Ora, além das disposições da Convenção dos Direitos Humanos e da Biomedicina que devem ser aqui observadas, a nossa Constituição submete teleologicamente toda a actividade legislativa neste campo à protecção da família, vinculando-a ao princípio ético-jurídico cimeiro da dignidade humana que impõe, designadamente, a não instrumentalização tanto da mulher como do embrião.

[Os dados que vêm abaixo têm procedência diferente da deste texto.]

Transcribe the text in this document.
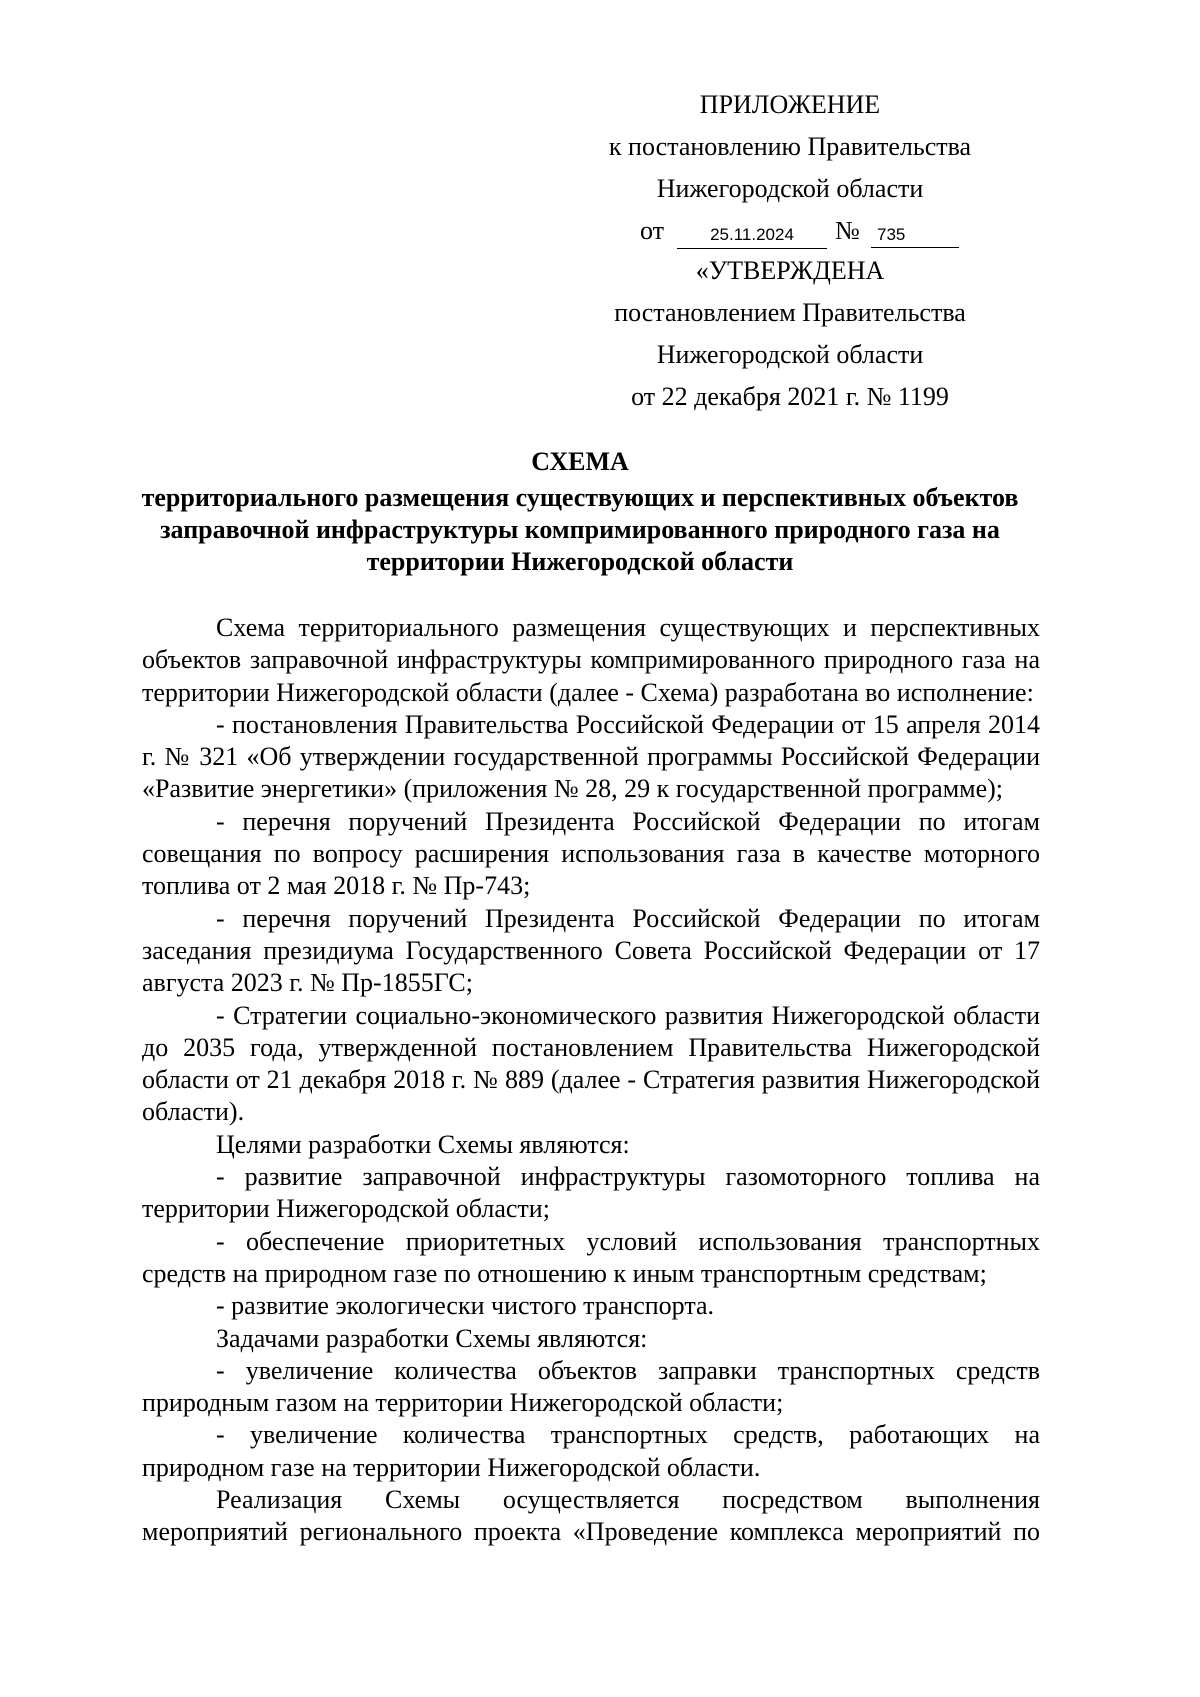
ПРИЛОЖЕНИЕ
к постановлению Правительства
Нижегородской области
от	25.11.2024	№	735
«УТВЕРЖДЕНА
постановлением Правительства
Нижегородской области
от 22 декабря 2021 г. № 1199
СХЕМА
территориального размещения существующих и перспективных объектов заправочной инфраструктуры компримированного природного газа на территории Нижегородской области

Схема территориального размещения существующих и перспективных объектов заправочной инфраструктуры компримированного природного газа на территории Нижегородской области (далее - Схема) разработана во исполнение:

- постановления Правительства Российской Федерации от 15 апреля 2014 г. № 321 «Об утверждении государственной программы Российской Федерации «Развитие энергетики» (приложения № 28, 29 к государственной программе);

- перечня поручений Президента Российской Федерации по итогам совещания по вопросу расширения использования газа в качестве моторного топлива от 2 мая 2018 г. № Пр-743;

- перечня поручений Президента Российской Федерации по итогам заседания президиума Государственного Совета Российской Федерации от 17 августа 2023 г. № Пр-1855ГС;

- Стратегии социально-экономического развития Нижегородской области до 2035 года, утвержденной постановлением Правительства Нижегородской области от 21 декабря 2018 г. № 889 (далее - Стратегия развития Нижегородской области).

Целями разработки Схемы являются:

- развитие заправочной инфраструктуры газомоторного топлива на территории Нижегородской области;

- обеспечение приоритетных условий использования транспортных средств на природном газе по отношению к иным транспортным средствам;

- развитие экологически чистого транспорта.

Задачами разработки Схемы являются:

- увеличение количества объектов заправки транспортных средств природным газом на территории Нижегородской области;

- увеличение количества транспортных средств, работающих на природном газе на территории Нижегородской области.

Реализация Схемы осуществляется посредством выполнения мероприятий регионального проекта «Проведение комплекса мероприятий по
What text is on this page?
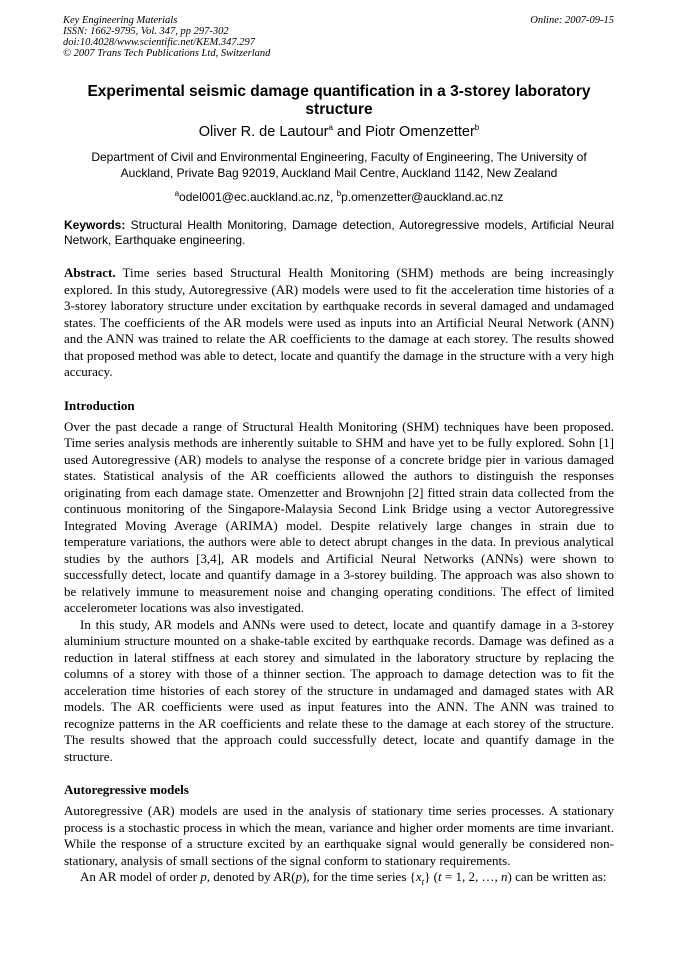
Key Engineering Materials
ISSN: 1662-9795, Vol. 347, pp 297-302
doi:10.4028/www.scientific.net/KEM.347.297
© 2007 Trans Tech Publications Ltd, Switzerland
Online: 2007-09-15
Experimental seismic damage quantification in a 3-storey laboratory structure
Oliver R. de Lautour$^a$ and Piotr Omenzetter$^b$
Department of Civil and Environmental Engineering, Faculty of Engineering, The University of Auckland, Private Bag 92019, Auckland Mail Centre, Auckland 1142, New Zealand
$^a$odel001@ec.auckland.ac.nz, $^b$p.omenzetter@auckland.ac.nz
Keywords: Structural Health Monitoring, Damage detection, Autoregressive models, Artificial Neural Network, Earthquake engineering.

Abstract. Time series based Structural Health Monitoring (SHM) methods are being increasingly explored. In this study, Autoregressive (AR) models were used to fit the acceleration time histories of a 3-storey laboratory structure under excitation by earthquake records in several damaged and undamaged states. The coefficients of the AR models were used as inputs into an Artificial Neural Network (ANN) and the ANN was trained to relate the AR coefficients to the damage at each storey. The results showed that proposed method was able to detect, locate and quantify the damage in the structure with a very high accuracy.

Introduction

Over the past decade a range of Structural Health Monitoring (SHM) techniques have been proposed. Time series analysis methods are inherently suitable to SHM and have yet to be fully explored. Sohn [1] used Autoregressive (AR) models to analyse the response of a concrete bridge pier in various damaged states. Statistical analysis of the AR coefficients allowed the authors to distinguish the responses originating from each damage state. Omenzetter and Brownjohn [2] fitted strain data collected from the continuous monitoring of the Singapore-Malaysia Second Link Bridge using a vector Autoregressive Integrated Moving Average (ARIMA) model. Despite relatively large changes in strain due to temperature variations, the authors were able to detect abrupt changes in the data. In previous analytical studies by the authors [3,4], AR models and Artificial Neural Networks (ANNs) were shown to successfully detect, locate and quantify damage in a 3-storey building. The approach was also shown to be relatively immune to measurement noise and changing operating conditions. The effect of limited accelerometer locations was also investigated.

In this study, AR models and ANNs were used to detect, locate and quantify damage in a 3-storey aluminium structure mounted on a shake-table excited by earthquake records. Damage was defined as a reduction in lateral stiffness at each storey and simulated in the laboratory structure by replacing the columns of a storey with those of a thinner section. The approach to damage detection was to fit the acceleration time histories of each storey of the structure in undamaged and damaged states with AR models. The AR coefficients were used as input features into the ANN. The ANN was trained to recognize patterns in the AR coefficients and relate these to the damage at each storey of the structure. The results showed that the approach could successfully detect, locate and quantify damage in the structure.

Autoregressive models

Autoregressive (AR) models are used in the analysis of stationary time series processes. A stationary process is a stochastic process in which the mean, variance and higher order moments are time invariant. While the response of a structure excited by an earthquake signal would generally be considered non-stationary, analysis of small sections of the signal conform to stationary requirements.

An AR model of order p, denoted by AR(p), for the time series $\{x_t\} (t = 1$, 2, …, n) can be written as:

Além disso, há que ter em conta os pareceres recentemente emitidos, neste campo, pelo Conselho Nacional de Ética para as Ciências da Vida (CNECV).

No ponto n.º 12, relativamente aos embriões excedentários, afirma-se claramente que «a destruição de embriões criopreservados com o fim específico de obtenção de células estaminais destinadas a investigação constitui uma instrumentalização contrária à sua dignidade».

E isto porque a experimentação em seres humanos incapazes de consentir é admissível somente em seu benefício terapêutico directo, sendo aplicáveis neste domínio, nomeadamente, o princípio da inviolabilidade da vida humana e o princípio do primado do ser humano sobre a sociedade.

Isto sem olvidar ainda que a pluripotencialidade é uma característica que se encontra também em outras células, não embrionárias, e que os únicos resultados terapêuticos, até agora registados, obtidos em seres humanos, decorrem da utilização de células estaminais não colhidas em embriões. Pelo que deverão ser estas linhas de investigação, não eticamente problemáticas, a ser incentivadas, como de resto o parecer preconiza relativamente às células estaminais adultas.

Admite-se, como já foi dito, que o parecer não seja totalmente esclarecedor no que tange à base técnico-científica do problema; com efeito, ao afirmar que «a colheita de células estaminais de embriões que não é por si própria causa de destruição desses embriões não levanta objecções éticas», o parecer suscita a questão de saber em que circunstâncias tal colheita se verificará. Mas o parecer é cristalino quanto à afirmação do princípio da inadmissibilidade ética da investigação destrutiva com embriões. Assim, se, perante o actual estádio de desenvolvimento da técnica, não se puder obter células estaminais de embriões sem que daí resulte, directamente, a sua destruição, então, à luz do princípio consagrado, não é lícita, eticamente, a obtenção de células estaminais de embriões. De resto, é bom notar-se que o entendimento prevalecente no n.º 12 opunha-se justamente àqueloutro que, reconhecendo diferentes «graus de dignidade» dos embriões humanos, admite excepcionalmente a obtenção de células estaminais a partir de embriões excedentários criopreservados sem «viabilidade biológica» ou «excluídos de projecto parental».

Ora, a referida Convenção, a nossa Constituição, este parecer, bem como o anterior do CNECV, assim como as demais opiniões da comunidade científica e das organizações da sociedade civil, e a própria opinião pública, não podem deixar de ser devidamente tidos em consideração pela AR na discussão e para a aprovação dos projectos agendados.

Para o amplo debate nacional sobre a PMA e a investigação em embriões que se impõe, face à gravidade da matéria em presença, não basta, naturalmente, um mero colóquio ou um dia de audições em sede de Comissão de Saúde como a AR parece querer promover, correndo-se mesmo o risco, se se seguir esse caminho, de um veto presidencial, repetindo-se assim o já sucedido anteriormente neste domínio.

Será possivelmente por isso que se detecta na nossa sociedade civil o aparecimento de uma corrente de fundo exigindo a submissão a referendo destas matérias mais sensíveis relativas à PMA e à investigação com embriões, à semelhança do que aconteceu recentemente na Itália e na Suíça, o que constitui, seguramente, uma via de solução a ter em conta.